7. Design from patterns to details
Genuine online collaboration has been slow to evolve, with the best examples being Linux (the open source operating system), Firefox, the open source web browser and Wikipedia, the open source encyclopaedia. It is only recently, with the rise of monolithic capitalist gardens such as Google and Facebook and Amazon that the hive mind of the internet is recognising the need to step back and redesign its systems according to new patterns. The push for “Net neutrality” and Tim Berners-Lee’s Solid project are examples of this in action as is the Holo project, a very exciting and truly peer to peer “community of passionate humans building a distributed cloud, owned and run by users like you and me.”

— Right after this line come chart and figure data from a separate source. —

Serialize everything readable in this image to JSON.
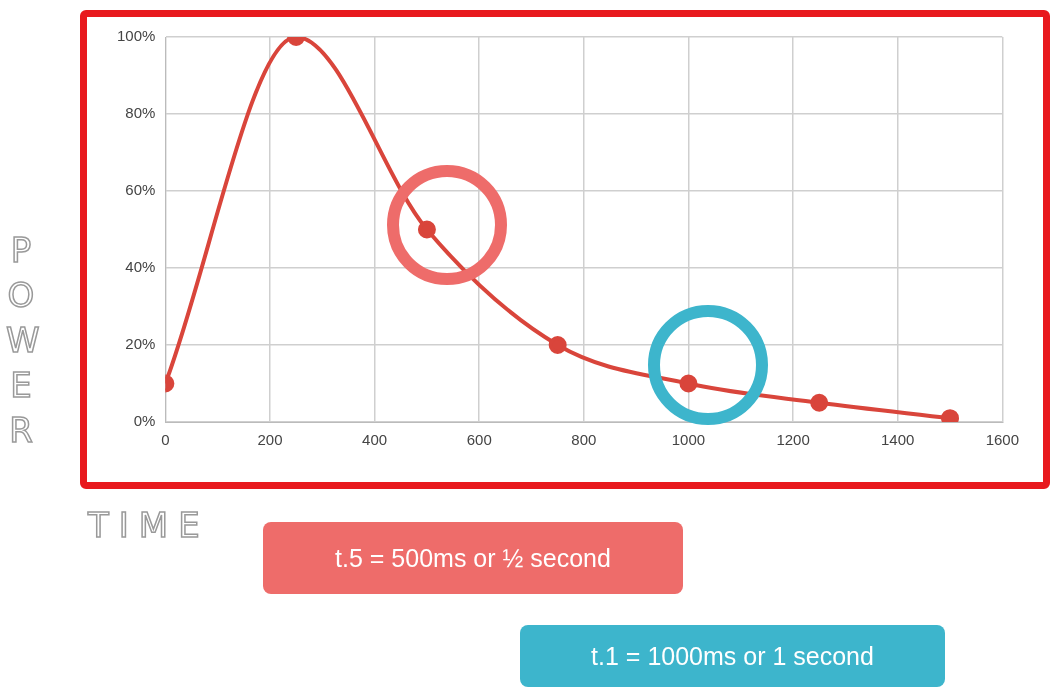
{
  "chart_data": {
    "type": "line",
    "xlabel": "TIME",
    "ylabel": "POWER",
    "x": [
      0,
      250,
      500,
      750,
      1000,
      1250,
      1500
    ],
    "series": [
      {
        "color": "#d9453b",
        "values": [
          10,
          100,
          50,
          20,
          10,
          5,
          1
        ]
      }
    ],
    "xlim": [
      0,
      1600
    ],
    "xticks": [
      0,
      200,
      400,
      600,
      800,
      1000,
      1200,
      1400,
      1600
    ],
    "ylim": [
      0,
      100
    ],
    "yticks": [
      {
        "value": 0,
        "label": "0%"
      },
      {
        "value": 20,
        "label": "20%"
      },
      {
        "value": 40,
        "label": "40%"
      },
      {
        "value": 60,
        "label": "60%"
      },
      {
        "value": 80,
        "label": "80%"
      },
      {
        "value": 100,
        "label": "100%"
      }
    ],
    "grid": true,
    "legend": false,
    "marker": "circle",
    "line_style": "solid",
    "annotations": [
      "t.5 = 500ms or ½ second",
      "t.1 = 1000ms or 1 second"
    ]
  }
}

8. Integrate rather than segregate
The move from centralised to decentralised, to distributed and federated technology is a a key element of open source and collaborative technology design. The entire Peer to Peer philosophy is based on the recognition that the connections and relationships between nodes (people or computers) in a network is what gives it strength and value. Collaborative technologists still have a lot to gain from developing deeper and wider integrations, like we see in nature, and which permaculturists know so well.
9. Use small and slow solutions
Designing a computer system to be slow is not something you will normally (ever?) hear a programmer talk about but they often talk about small, in many guises. Small packages (of code), small apps, “minified” (meaning compressed) code and even small computers, like the Raspberry Pi are key features of collaborative technology which all aim for increased efficiency.
10. Use and value diversity
Diversity is intrinsic to open source and collaborative technology. The plurality and adaptability of open source solutions ensures a highly diverse ecosystem. Users are free to adapt open source code to their needs and the open nature of most open source projects values contributions from anyone, irrespective of race, gender, age or any other factor. It is true that the majority of contributors to open source projects are normally young, white and male but the reasons for that seem more to do with societal inequalities and stereotypes rather than any specific prejudices or practices.
11. Use edges and value the marginal
The explanation of this principle places most value on “the interface between things…” and this is a central component of web design. Web services have now realised the necessity of providing intuitive user interfaces, to allow users to navigate complex data and to investigate deeper informational relationships but, more interestingly the latest developments in linked open data enable users to interface with more specific, more granular and more timely data to provide increase value. The Internet Of Things will facilitate a massive increase in the number and type of products which can interact over the internet. Whilst it is not the norm, drawing diverse information from the edges and valuing the marginal is something the open internet can really facilitate.
12. Creatively use and response to change
Most open source, collaborative projects use some kind of agile development, which advocates adaptive planning, evolutionary development, early delivery, and continuous improvement, and encourages rapid and flexible response to change. Permaculture and open source see eye to eye on this principle which bodes very well for a growing, symbiotic relationship in our rapidly evolving world.